Jain v. State

577 So. 2d 1002 | Fla. Dist. Ct. App. | 1991

577 So.2d 1002 (1991)

Rajeev JAIN, Appellant,
v.
STATE of Florida, Appellee.

No. 90-01687.

District Court of Appeal of Florida, Second District.

April 12, 1991.

David P. Rankin of Freeman, Lopez & Kelly, P.A., Tampa, for appellant.

Robert A. Butterworth, Atty. Gen., Tallahassee, and Donna A. Provonsha, Asst. Atty. Gen., Tampa, for appellee.

HALL, Judge.

The appellant, Rajeev Jain, was charged with possession of cocaine with intent to sell or deliver. He challenges the denial of his motion to suppress, asserting that Detective Bowlin did not have a founded suspicion to stop and search him and, therefore, his motion to suppress should have been granted. We agree.

Several months prior to stopping the appellant, Detective Bowlin made two indirect purchases of cocaine from the appellant through a Donald Meeker. At the time of these transactions, Meeker identified the appellant as his supplier. Prior to these transactions, a confidential informant had advised Detective Bowlin that the appellant was regularly putting cocaine in his vehicle when he was not at his apartment and visiting various lounges within Hillsborough County with cocaine on his person for sale.

About one month prior to stopping and arresting the appellant, Detective Bowlin went on leave, returning to work on January 4, 1990. On that date, the confidential informant advised the detective that he had seen the appellant dealing in cocaine at some point in time prior to January 4 and that the appellant was continuing to follow his pattern and method of selling cocaine.

In response to this information, Detective Bowlin and his partner went to the appellant's apartment complex. The appellant's vehicle was not at the complex, but after waiting a short time, the detectives observed a woman approach the appellant's residence, knock on the door, receive no response, and return to her vehicle and wait. Subsequently, the appellant drove up to his apartment, exited his vehicle, and walked over to a set of mailboxes at the southeast corner of the complex. At that time, the detectives approached the appellant, identified themselves, and told him they had information that he was transporting cocaine. The appellant stated that he did not have any cocaine. The detectives then asked to pat down the appellant and had him put his hands on the hood of the car. During the search, cocaine was discovered in the appellant's right front pocket.

A law enforcement officer may temporarily detain a person if the officer has a founded suspicion that the person has committed, *1003 is committing, or is about to commit a crime. § 901.151, Fla. Stat. (1989); Terry v. Ohio, 392 U.S. 1, 88 S.Ct. 1868, 20 L.Ed.2d 889 (1968); State v. Simons, 549 So.2d 785 (Fla. 2d DCA 1989).

Detective Bowlin's testimony at the suppression hearing reveals that he did not possess the founded suspicion necessary to stop the appellant. The information possessed by Detective Bowlin only revealed the appellant had participated in a crime two or three months previously.
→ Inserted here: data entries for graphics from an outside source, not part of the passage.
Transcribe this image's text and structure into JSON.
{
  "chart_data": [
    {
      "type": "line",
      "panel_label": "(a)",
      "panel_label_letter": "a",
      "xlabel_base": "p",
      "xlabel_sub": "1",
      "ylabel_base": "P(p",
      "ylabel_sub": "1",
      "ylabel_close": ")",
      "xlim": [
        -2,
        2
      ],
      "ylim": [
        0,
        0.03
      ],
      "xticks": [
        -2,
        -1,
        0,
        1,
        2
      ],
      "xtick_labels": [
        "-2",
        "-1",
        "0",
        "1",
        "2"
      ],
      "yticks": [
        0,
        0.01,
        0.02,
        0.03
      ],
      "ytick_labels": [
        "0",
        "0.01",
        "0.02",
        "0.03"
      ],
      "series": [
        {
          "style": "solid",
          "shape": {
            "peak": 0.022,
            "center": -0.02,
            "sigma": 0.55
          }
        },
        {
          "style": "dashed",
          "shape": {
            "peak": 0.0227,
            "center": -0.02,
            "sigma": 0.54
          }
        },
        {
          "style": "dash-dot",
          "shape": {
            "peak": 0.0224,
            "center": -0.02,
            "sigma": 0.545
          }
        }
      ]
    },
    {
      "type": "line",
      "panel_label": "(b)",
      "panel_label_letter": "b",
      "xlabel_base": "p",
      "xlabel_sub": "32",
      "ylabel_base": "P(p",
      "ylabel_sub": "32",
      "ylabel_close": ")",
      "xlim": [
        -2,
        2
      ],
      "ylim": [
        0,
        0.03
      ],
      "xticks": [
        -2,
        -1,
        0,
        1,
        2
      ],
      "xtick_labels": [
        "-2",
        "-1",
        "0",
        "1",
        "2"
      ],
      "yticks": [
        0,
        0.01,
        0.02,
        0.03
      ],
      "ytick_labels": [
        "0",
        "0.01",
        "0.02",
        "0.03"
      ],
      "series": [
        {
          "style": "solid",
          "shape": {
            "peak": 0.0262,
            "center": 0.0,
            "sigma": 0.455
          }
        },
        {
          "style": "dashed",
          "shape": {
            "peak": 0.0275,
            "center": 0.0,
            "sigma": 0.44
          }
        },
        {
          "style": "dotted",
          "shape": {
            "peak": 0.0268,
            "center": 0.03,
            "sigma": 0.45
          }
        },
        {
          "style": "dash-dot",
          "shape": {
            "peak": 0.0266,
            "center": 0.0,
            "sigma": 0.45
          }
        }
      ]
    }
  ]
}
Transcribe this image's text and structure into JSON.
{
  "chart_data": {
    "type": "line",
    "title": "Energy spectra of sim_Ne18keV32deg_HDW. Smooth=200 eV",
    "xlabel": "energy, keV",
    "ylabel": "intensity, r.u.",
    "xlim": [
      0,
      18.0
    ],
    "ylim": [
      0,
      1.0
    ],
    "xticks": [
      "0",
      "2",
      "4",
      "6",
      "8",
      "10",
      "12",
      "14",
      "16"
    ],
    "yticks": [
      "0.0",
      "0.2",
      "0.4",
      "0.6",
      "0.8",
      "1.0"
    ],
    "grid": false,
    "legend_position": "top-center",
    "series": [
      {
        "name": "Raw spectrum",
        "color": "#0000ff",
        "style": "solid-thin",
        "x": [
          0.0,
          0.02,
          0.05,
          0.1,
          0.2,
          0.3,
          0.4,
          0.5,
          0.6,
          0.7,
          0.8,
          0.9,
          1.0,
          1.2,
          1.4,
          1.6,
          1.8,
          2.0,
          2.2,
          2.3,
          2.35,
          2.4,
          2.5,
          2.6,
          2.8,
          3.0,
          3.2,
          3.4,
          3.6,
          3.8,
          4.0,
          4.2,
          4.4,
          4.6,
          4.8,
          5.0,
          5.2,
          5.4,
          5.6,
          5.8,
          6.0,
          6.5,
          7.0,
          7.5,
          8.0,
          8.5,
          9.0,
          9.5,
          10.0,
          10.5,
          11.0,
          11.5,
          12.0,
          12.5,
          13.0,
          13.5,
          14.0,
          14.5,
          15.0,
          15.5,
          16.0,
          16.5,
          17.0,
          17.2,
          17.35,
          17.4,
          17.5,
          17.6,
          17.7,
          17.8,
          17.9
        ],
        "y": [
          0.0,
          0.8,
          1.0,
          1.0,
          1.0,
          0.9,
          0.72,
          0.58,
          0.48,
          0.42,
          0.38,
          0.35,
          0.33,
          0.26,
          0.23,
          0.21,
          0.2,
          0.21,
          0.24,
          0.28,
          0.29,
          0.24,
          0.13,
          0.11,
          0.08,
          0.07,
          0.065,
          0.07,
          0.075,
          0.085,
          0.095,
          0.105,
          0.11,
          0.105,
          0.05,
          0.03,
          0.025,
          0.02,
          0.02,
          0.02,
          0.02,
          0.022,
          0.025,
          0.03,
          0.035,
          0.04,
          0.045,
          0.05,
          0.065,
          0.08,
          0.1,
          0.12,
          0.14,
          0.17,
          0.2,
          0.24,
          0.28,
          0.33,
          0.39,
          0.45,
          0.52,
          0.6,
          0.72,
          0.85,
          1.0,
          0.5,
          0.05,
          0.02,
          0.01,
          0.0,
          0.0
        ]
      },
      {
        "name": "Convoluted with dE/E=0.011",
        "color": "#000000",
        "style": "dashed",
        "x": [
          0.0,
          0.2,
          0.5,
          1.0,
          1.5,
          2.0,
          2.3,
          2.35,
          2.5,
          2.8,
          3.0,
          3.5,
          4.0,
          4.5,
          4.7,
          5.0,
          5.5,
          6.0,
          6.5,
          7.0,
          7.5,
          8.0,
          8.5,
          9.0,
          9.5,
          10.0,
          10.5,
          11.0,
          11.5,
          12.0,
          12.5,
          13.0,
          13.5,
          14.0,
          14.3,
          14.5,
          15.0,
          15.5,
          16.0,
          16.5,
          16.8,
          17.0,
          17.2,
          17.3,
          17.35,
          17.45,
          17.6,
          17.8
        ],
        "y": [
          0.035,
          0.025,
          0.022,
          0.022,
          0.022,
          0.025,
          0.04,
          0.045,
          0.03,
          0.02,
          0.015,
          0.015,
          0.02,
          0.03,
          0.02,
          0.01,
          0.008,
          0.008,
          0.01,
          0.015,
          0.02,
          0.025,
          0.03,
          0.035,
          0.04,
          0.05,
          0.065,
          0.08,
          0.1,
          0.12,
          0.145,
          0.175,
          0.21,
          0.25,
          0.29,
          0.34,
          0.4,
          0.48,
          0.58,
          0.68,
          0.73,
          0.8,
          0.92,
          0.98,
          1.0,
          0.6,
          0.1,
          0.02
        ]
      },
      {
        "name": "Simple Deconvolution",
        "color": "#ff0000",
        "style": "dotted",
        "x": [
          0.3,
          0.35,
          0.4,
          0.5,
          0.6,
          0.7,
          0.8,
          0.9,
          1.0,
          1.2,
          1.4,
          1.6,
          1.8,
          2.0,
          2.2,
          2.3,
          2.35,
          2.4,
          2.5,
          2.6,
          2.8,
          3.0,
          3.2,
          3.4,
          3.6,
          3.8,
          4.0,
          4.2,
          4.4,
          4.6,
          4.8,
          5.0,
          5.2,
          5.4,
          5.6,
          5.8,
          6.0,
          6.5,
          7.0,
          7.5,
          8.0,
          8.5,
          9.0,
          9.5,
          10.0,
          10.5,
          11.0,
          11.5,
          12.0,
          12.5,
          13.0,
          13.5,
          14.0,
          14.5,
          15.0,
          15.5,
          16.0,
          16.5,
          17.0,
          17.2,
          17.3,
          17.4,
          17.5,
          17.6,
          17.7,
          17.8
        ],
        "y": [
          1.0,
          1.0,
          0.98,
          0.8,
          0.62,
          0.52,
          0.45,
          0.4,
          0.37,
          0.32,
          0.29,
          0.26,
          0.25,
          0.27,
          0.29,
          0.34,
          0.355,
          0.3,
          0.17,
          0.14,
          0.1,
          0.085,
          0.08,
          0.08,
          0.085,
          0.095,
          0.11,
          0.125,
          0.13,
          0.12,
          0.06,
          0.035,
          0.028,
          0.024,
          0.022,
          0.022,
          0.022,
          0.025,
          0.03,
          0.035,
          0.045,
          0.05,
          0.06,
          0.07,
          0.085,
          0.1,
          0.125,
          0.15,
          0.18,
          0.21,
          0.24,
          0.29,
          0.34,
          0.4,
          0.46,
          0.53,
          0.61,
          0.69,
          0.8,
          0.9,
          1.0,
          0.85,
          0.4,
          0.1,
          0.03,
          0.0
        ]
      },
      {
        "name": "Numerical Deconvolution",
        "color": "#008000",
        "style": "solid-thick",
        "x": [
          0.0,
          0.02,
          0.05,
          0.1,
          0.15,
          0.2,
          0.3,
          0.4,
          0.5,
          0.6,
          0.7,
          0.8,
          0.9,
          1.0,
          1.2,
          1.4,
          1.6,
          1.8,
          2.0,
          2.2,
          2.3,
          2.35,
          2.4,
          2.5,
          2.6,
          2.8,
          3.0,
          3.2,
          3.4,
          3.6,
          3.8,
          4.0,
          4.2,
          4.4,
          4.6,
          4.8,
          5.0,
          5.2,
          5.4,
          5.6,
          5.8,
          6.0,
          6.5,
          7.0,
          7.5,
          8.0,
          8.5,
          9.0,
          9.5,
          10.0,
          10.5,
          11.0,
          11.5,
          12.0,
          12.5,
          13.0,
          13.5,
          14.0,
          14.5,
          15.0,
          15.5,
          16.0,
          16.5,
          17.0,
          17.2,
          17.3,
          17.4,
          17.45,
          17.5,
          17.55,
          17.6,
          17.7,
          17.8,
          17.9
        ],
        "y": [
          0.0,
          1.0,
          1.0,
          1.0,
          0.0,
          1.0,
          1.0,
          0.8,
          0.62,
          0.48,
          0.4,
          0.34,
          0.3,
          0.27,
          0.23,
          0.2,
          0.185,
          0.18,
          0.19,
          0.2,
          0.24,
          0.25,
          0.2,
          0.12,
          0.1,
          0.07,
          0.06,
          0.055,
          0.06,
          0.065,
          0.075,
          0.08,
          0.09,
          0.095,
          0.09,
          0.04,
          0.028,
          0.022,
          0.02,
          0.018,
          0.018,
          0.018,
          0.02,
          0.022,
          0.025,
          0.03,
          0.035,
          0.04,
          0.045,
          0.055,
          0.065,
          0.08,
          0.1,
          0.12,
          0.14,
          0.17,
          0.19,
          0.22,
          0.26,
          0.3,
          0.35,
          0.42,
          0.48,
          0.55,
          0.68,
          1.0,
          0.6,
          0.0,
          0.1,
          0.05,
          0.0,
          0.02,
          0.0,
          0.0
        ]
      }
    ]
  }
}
Even if we consider the information received by the detective the day he stopped the appellant, he could not remember how recently the confidential informant stated he had seen the appellant selling cocaine. Also, Detective Bowlin testified that the appellant was not committing any crime when he was stopped.

The use of stale information will not create the founded suspicion necessary to support a Terry stop. Since the stop of the appellant was illegal, the cocaine found during the ensuing search must be suppressed.

Accordingly, we reverse and remand with directions to grant the motion to suppress.

SCHOONOVER, C.J., and PATTERSON, J., concur.